(Un salon à l'hôtel de Montsorel.)
(LA DUCHESSE DE MONTSOREL, MADEMOISELLE DE VAUDREY.)
LA DUCHESSE
Ah ! vous m'avez attendue, combien vous êtes bonne !
MADEMOISELLE DE VAUDREY
Qu'avez-vous, Louise ? Depuis douze ans que nous pleurons ensemble, voici le premier moment où je vous vois joyeuse ; et pour qui vous connaît, il y a de quoi trembler.
LA DUCHESSE
Il faut que cette joie s'épanche, et vous, qui avez épousé mes angoisses, pouvez seule comprendre le délire que me cause une lueur d'espérance.
MADEMOISELLE DE VAUDREY
Seriez-vous sur les traces de votre fils ?
LA DUCHESSE
Retrouvé !
MADEMOISELLE DE VAUDREY
Impossible ! Et s'il n'existe plus, à quelle horrible torture vous êtes-vous condamnée ?
LA DUCHESSE
Un enfant mort a une tombe dans le cœur de sa mère ; mais l'enfant qu'on nous a dérobé, il y existe, ma tante.
MADEMOISELLE DE VAUDREY
Si l'on vous entendait ?
LA DUCHESSE
Eh ! que m'importe ! Je commence une nouvelle vie, et me sens pleine de force pour résister à la tyrannie de M. de Montsorel.
MADEMOISELLE DE VAUDREY
Après vingt-deux années de larmes, sur quel événement peut se fonder cette espérance ?
LA DUCHESSE
C'est plus qu'une espérance ! Après la réception du roi, je suis allée chez l'ambassadeur d'Espagne, qui devait nous présenter l'une à l'autre, madame de Christoval et moi : j'ai vu là un jeune homme qui me ressemble, qui a ma voix ! Comprenez-vous ? Si je suis rentrée si tard, c'est que j'étais clouée dans ce salon, je n'en ai pu sortir que quand il est parti.
MADEMOISELLE DE VAUDREY
Et sur ce faible indice, vous vous exaltez ainsi !
LA DUCHESSE
Pour une mère, une révélation n'est-elle pas le plus grand des témoignages ? À son aspect, il m'a passé comme une flamme devant les yeux, ses regards ont ranimé ma vie, et je me suis sentie heureuse.

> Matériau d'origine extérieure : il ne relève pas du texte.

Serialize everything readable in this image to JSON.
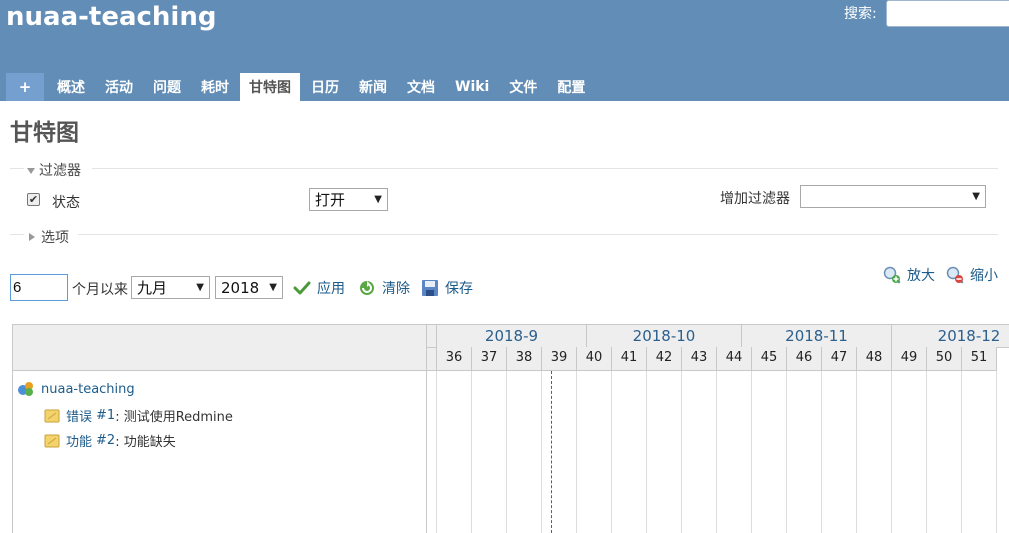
{
  "header": {
    "project_title": "nuaa-teaching",
    "search_label": "搜索:",
    "search_value": ""
  },
  "menu": {
    "new_label": "+",
    "items": [
      {
        "label": "概述",
        "name": "overview"
      },
      {
        "label": "活动",
        "name": "activity"
      },
      {
        "label": "问题",
        "name": "issues"
      },
      {
        "label": "耗时",
        "name": "spent-time"
      },
      {
        "label": "甘特图",
        "name": "gantt",
        "selected": true
      },
      {
        "label": "日历",
        "name": "calendar"
      },
      {
        "label": "新闻",
        "name": "news"
      },
      {
        "label": "文档",
        "name": "documents"
      },
      {
        "label": "Wiki",
        "name": "wiki"
      },
      {
        "label": "文件",
        "name": "files"
      },
      {
        "label": "配置",
        "name": "settings"
      }
    ]
  },
  "page": {
    "heading": "甘特图",
    "filters_legend": "过滤器",
    "status_label": "状态",
    "status_checked": true,
    "status_operator": "打开",
    "add_filter_label": "增加过滤器",
    "add_filter_value": "",
    "options_legend": "选项"
  },
  "controls": {
    "months_value": "6",
    "months_suffix": "个月以来",
    "month_select": "九月",
    "year_select": "2018",
    "apply_label": "应用",
    "clear_label": "清除",
    "save_label": "保存",
    "zoom_in_label": "放大",
    "zoom_out_label": "缩小"
  },
  "gantt": {
    "months": [
      "2018-9",
      "2018-10",
      "2018-11",
      "2018-12"
    ],
    "weeks": [
      "36",
      "37",
      "38",
      "39",
      "40",
      "41",
      "42",
      "43",
      "44",
      "45",
      "46",
      "47",
      "48",
      "49",
      "50",
      "51"
    ],
    "project": "nuaa-teaching",
    "issues": [
      {
        "tracker": "错误",
        "number": "#1",
        "subject": ": 测试使用Redmine"
      },
      {
        "tracker": "功能",
        "number": "#2",
        "subject": ": 功能缺失"
      }
    ]
  },
  "colors": {
    "header_bg": "#628db6",
    "link": "#1c5b8a",
    "today_line": "#c0304a"
  }
}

Enfin, s'il n'était pas mon fils, ce serait une passion insensée !
MADEMOISELLE DE VAUDREY
Vous vous serez perdue !
LA DUCHESSE
Oui, peut-être ! On a dû nous observer : une force irrésistible m'entrainait ; je ne voyais que lui, je voulais qu'il me parlât, et il m'a parlé, et j'ai su son âge : il a vingt-trois ans, l'âge de Fernand !
MADEMOISELLE DE VAUDREY
Mais le duc était là ?
LA DUCHESSE
Ai-je pu songer à mon mari ? J'écoutais ce jeune homme, qui parlait à Inès. Je crois qu'ils s'aiment.
MADEMOISELLE DE VAUDREY
Inès, la prétendue de votre fils le marquis ? Et pensez-vous que le duc n'ait pas été frappé de cet accueil fait à un rival de son fils ?
LA DUCHESSE
Vous avez raison, et j'aperçois maintenant à quels dangers Fernand est exposé. Mais je ne veux pas vous retenir davantage, je vous parlerais de lui jusqu'au jour. Vous le verrez. Je lui ai dit de venir à l'heure où M. de Montsorel va chez le roi, et nous le questionnerons sur son enfance.
MADEMOISELLE DE VAUDREY
Vous ne pourrez dormir, calmez-vous, de grâce. Et d'abord renvoyons Félicité, qui n'est pas accoutumée à veiller. (elle sonne.)
FÉLICITÉ (entrant.)
M. le duc rentre avec M. le marquis.
LA DUCHESSE
Je vous ai déjà dit, Félicité, de ne jamais m'instruire de ce qui se passe chez Monsieur. Allez.
(Félicité sort)
MADEMOISELLE DE VAUDREY
Je n'ose vous enlever une illusion qui vous donne tant de bonheur mais quand je mesure la hauteur à laquelle vous vous élevez, je crains une chute horrible : en tombant de trop haut, l'âme se brise aussi bien que le corps, et laissez-moi vous le dire, je tremble pour vous.
LA DUCHESSE
Vous craignez mon désespoir, et moi, je crains ma joie.
MADEMOISELLE DE VAUDREY ( regardant la duchesse sortir.)
Si elle se trompe, elle peut devenir folle.
LA DUCHESSE (revenant.)
Ma tante, Fernand se nomme Raoul de Frescas.